Finite element analysis and energy recovery calculation of carbon fiber composite based on ANSYS software

Abstract

Purpose: To study the response under impact load of carbon fiber reinforced composite materials that have excellent mechanical properties. Design/methodology/approach: Finite element analysis of unidirectional plates was conducted under unsymmetrical impact load based on drop weight impact test. At the macroscopic scale, a finite element model was built on ANSYS/LS-DYNA, which took the impact response of carbon fiber unidirectional plates as unknown quantity. The model considered the macroscopic response of carbon fiber unidirectional plates under different initial conditions, from the aspects of stress, strain, energy change and deformation degree of unidirectional plates.

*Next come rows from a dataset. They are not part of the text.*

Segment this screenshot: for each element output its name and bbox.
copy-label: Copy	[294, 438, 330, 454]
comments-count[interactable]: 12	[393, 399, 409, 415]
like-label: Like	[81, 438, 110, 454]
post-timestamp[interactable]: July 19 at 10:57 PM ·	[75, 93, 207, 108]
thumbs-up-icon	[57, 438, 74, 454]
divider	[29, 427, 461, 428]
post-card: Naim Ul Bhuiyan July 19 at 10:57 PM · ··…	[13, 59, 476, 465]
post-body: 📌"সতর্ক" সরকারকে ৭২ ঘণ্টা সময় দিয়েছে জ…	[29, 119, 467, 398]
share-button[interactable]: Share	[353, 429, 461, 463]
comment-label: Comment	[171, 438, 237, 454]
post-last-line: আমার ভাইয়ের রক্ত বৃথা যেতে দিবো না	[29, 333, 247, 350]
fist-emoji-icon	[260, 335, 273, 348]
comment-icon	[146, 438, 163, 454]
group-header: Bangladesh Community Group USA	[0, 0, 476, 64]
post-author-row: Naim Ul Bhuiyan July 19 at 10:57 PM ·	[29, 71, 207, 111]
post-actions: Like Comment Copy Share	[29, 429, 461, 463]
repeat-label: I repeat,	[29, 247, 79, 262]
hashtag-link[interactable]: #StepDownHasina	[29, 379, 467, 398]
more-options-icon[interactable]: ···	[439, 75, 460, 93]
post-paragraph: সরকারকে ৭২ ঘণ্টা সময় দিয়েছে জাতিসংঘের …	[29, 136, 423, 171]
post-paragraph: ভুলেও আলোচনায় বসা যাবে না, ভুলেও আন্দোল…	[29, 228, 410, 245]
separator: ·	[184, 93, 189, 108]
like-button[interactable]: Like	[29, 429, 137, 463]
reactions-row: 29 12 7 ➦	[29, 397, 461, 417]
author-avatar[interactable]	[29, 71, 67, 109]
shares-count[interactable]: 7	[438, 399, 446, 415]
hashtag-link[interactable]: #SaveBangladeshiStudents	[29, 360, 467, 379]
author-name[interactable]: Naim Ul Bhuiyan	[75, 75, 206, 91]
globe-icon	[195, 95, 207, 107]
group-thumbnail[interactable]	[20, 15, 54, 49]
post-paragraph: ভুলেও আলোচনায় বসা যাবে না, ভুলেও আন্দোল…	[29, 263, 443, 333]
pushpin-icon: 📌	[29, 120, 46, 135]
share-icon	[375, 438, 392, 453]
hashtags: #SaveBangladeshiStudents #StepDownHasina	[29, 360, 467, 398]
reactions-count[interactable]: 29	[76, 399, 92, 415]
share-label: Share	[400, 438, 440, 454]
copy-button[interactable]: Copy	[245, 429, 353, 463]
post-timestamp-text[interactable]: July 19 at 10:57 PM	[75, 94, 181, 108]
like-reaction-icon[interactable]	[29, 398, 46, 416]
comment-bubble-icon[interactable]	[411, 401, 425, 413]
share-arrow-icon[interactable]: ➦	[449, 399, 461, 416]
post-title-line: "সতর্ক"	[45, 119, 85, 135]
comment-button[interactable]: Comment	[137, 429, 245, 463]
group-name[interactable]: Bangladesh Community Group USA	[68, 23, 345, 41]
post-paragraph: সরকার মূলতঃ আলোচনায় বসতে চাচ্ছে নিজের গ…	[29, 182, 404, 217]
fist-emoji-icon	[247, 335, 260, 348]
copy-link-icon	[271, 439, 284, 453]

Finally, a mathematical model of energy recovery of carbon fiber composite materials under partial impact load was established, and the energy recovery amount under different fiber orientations was calculated on MATLAB. Findings: The impact energy absorbed by the unidirectional plate is the largest when the fiber orientation is 30°. To improve the impact resistance of unidirectional plates under unsymmetrical impact load, laying schemes should be avoided at fiber orientations of 0°, 15° and 60°, and be recommended at 30°, 45°, and 75°. For impact velocity, 4.71 and 7.54 m/s should be avoided, while 2 m/s is recommended. For the impact weight, 50 and 250 kg weights should be avoided, and 150 and 200 kg weights are recommended. Originality/value: This model not only provides reference for similar impact resistance research, but also predicts the impact response of unidirectional plates under different initial loads in the future. It can also provide reference for the structure using carbon fiber composite materials to achieve lightweight.